Cronaca Europa

Ryke Geerd Hamer, morto il medico radiato per la Nuova Medicina Germanica

Ryke Geerd Hamer, morto il medico radiato per la Nuova Medicina Germanica

Ryke Geerd Hamer, morto il medico radiato per la Nuova Medicina Germanica

ROMA – Ryke Geerd Hamer, il medico radiato dall’albo per le sue teorie sulla Nuova Medicina Germanica e che curava i tumori con erbe, è morto all’età di 82 anni in Norvegia il 2 luglio. Il medico era stato radiato e aveva passato alcuni anni in carcere proprio per la sua teoria medica controversa, che attribuiva l’insorgenza dei tumori a shock emozionali e chiedeva ai suoi pazienti, poi morti, di non usare la chemioterapia ma di affidarsi a metodi alternativi e inefficaci.

A confermare la morte di Hamer è stato il suo avvocato. L’ex medico inventore del metodo Hamer sosteneva che il cervello è in grado di riprogrammare l’organismo per curare tumori e malattia senza altro trattamento che la risoluzione del conflitto emozionale. Un trauma personale, tragico come il resto della biografia del personaggio – riporta la stampa spagnola – avrebbe ispirato queste idee. Il figlio morì nel 1978 in uno strano incidente su uno yacht di fronte alle coste italiane, per cui fu accusato e poi assolto Vittorio Emanuele di Savoia, che ha confessato dopo 33 anni il delitto come scrive Dagospia, e sia lui che la moglie svilupparono il cancro, che Hamer attribuì all’angoscia che stavano vivendo.
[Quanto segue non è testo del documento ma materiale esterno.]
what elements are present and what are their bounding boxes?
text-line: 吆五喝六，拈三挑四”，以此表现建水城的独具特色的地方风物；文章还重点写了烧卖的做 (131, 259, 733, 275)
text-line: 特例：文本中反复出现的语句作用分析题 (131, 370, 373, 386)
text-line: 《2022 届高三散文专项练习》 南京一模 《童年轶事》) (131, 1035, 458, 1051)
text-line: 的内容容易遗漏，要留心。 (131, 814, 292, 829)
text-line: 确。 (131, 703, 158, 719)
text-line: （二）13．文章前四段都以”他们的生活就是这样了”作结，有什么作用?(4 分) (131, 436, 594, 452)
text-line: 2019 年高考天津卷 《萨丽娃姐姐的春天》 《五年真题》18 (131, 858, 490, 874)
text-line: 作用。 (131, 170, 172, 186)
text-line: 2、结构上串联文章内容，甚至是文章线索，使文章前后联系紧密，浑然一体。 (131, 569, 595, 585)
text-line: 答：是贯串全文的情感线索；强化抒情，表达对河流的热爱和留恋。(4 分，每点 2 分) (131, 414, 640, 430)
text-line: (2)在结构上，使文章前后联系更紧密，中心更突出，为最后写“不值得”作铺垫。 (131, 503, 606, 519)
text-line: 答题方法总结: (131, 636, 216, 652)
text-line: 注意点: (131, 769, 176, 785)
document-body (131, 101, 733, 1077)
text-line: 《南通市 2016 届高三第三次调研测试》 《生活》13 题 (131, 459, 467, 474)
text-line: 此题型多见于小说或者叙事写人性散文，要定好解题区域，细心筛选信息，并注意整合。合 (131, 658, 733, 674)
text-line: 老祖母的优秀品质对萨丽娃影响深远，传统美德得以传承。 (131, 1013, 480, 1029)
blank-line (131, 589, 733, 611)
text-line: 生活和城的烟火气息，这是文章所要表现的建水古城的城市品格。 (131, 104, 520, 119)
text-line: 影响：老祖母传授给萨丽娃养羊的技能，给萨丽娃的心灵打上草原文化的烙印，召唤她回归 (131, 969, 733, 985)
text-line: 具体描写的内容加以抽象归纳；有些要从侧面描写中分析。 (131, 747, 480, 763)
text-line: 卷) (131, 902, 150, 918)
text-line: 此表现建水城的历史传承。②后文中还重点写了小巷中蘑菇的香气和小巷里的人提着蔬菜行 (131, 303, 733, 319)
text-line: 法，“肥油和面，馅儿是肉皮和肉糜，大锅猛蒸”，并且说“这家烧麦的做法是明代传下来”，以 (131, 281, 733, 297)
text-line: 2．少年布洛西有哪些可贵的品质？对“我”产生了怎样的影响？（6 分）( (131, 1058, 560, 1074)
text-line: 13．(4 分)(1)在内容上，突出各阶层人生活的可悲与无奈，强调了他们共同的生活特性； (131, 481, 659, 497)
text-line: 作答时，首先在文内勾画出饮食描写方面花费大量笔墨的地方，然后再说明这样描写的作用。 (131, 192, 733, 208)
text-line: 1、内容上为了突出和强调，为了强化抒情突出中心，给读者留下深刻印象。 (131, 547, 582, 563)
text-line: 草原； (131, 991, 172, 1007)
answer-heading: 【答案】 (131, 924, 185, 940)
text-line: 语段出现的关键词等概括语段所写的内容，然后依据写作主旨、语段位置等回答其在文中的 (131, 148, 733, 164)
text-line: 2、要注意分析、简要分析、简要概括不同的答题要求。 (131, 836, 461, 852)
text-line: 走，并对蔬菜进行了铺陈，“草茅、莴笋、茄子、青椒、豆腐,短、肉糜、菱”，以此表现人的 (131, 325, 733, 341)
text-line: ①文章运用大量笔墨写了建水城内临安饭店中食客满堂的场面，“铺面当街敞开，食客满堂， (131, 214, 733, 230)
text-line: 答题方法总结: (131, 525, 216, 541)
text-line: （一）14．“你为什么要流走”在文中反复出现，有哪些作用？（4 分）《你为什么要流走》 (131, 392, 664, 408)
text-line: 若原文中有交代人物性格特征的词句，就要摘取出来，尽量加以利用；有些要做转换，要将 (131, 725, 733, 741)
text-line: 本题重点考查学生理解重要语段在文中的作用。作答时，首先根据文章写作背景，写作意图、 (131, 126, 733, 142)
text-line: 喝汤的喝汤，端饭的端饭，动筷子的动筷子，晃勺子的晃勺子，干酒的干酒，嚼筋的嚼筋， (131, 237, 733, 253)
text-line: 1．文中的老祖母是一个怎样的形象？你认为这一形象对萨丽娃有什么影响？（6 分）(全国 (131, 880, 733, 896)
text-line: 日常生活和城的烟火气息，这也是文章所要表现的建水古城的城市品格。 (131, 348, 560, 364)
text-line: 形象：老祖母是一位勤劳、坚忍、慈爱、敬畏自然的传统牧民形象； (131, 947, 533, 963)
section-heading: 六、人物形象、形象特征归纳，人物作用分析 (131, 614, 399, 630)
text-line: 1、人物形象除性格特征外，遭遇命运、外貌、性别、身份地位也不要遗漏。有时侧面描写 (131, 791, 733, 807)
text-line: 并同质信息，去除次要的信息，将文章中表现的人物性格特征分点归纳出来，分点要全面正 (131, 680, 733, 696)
La moglie, curata con la ‘Nuova Medicina’, morì. Il medico, specialista in medicina interna, perse la licenza per esercitare nel 1986, però continuò a trattare i pazienti secondo la sua nuova dottrina. Dieci anni dopo a consegnarlo alle cronache internazionale fu il caso di Olivia Pilhar, una bambina austriaca malata di cancro. I genitori della piccola, seguaci di Hamer, fuggirono a Malaga dove il medico aveva messo in piedi una ‘clinica’ per evitare che fosse trattata con la chemioterapia.
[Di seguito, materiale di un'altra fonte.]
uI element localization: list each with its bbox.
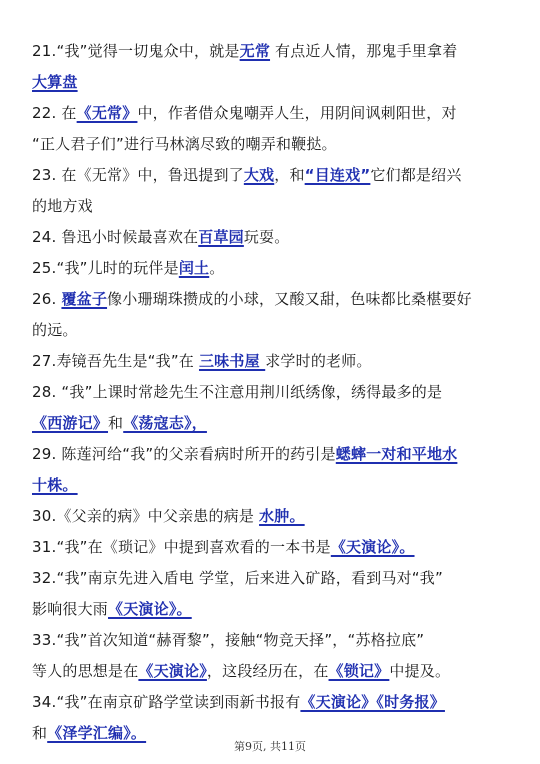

L’Austria, che già investigava su Hamer per decine di casi di morti evitabili, allertò la Spagna. La Polizia riuscì a convincere i Pilhar a tornare a casa. A Olivia fu estratto un tumore di 4 chili, quando lei ne pesava solo 16. Le fu salvata la vita. Per il medico tedesco iniziò un pellegrinaggio per tutta Europa. Passò un anno in carcere in Germania tra il 1997 e il 1998, e un anno e mezzo in Francia a partire dal 2004.
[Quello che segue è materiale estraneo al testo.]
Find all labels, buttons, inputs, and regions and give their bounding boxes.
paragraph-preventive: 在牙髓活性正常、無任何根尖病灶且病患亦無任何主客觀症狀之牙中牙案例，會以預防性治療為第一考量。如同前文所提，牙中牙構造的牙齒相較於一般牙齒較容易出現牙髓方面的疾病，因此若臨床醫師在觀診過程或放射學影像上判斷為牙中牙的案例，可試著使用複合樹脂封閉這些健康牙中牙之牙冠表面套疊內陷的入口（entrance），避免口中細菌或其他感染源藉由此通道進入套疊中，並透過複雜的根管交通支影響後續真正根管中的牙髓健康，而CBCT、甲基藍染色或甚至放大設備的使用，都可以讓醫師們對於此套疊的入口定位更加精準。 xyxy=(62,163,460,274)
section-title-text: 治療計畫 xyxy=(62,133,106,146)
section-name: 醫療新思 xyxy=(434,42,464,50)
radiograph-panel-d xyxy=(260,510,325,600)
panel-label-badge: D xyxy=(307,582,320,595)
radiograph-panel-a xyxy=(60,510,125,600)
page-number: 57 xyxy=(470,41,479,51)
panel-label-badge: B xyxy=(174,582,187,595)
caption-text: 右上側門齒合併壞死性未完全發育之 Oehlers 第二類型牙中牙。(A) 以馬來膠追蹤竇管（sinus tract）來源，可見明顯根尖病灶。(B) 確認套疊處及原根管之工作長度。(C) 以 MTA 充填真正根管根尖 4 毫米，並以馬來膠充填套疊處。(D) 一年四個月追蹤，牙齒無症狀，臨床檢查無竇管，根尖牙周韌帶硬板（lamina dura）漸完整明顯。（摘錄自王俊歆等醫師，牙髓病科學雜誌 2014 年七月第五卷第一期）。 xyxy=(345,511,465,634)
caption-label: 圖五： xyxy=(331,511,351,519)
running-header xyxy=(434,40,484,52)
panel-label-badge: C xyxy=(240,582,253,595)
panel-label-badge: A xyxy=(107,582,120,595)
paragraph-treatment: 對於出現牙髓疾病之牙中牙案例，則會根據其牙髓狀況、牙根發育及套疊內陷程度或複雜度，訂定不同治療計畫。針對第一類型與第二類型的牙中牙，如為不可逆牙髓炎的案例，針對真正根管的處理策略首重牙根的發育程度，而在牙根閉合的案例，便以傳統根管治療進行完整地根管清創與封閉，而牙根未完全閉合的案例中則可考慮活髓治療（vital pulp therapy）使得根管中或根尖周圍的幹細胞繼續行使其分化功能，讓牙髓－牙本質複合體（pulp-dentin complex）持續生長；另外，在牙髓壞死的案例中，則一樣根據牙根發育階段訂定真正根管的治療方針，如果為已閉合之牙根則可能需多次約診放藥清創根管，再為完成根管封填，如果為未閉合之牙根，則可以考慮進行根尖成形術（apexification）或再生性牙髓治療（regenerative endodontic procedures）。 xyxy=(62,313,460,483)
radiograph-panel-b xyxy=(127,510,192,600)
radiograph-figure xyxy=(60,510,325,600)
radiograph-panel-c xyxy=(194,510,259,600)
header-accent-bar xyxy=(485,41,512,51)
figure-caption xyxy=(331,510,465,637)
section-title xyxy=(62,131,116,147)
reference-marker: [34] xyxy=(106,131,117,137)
Più di recente, nell’agosto 2016, il caso della diciottenne italiana, Eleonora Bottaro, affetta da leucemia linfoblastica acuta, morta dopo aver rifiutato la chemio. La ragazza si era ammalata circa un anno prima, quando era ancora minorenne, e i genitori avevano rifiutato la chemioterapia, proprio in accordo con le teorie di Hamer. Nell’aprile scorso la Procura di Padova ha indagato per omicidio colposo aggravato dalla ‘previsione dell’evento’ i genitori della giovane. Hamer è morto due giorni fa in Norvegia, l’ultimo Paese in cui aveva trovato rifugio. E sarebbero stati proprio i Pilhar ad aver dato la notizia.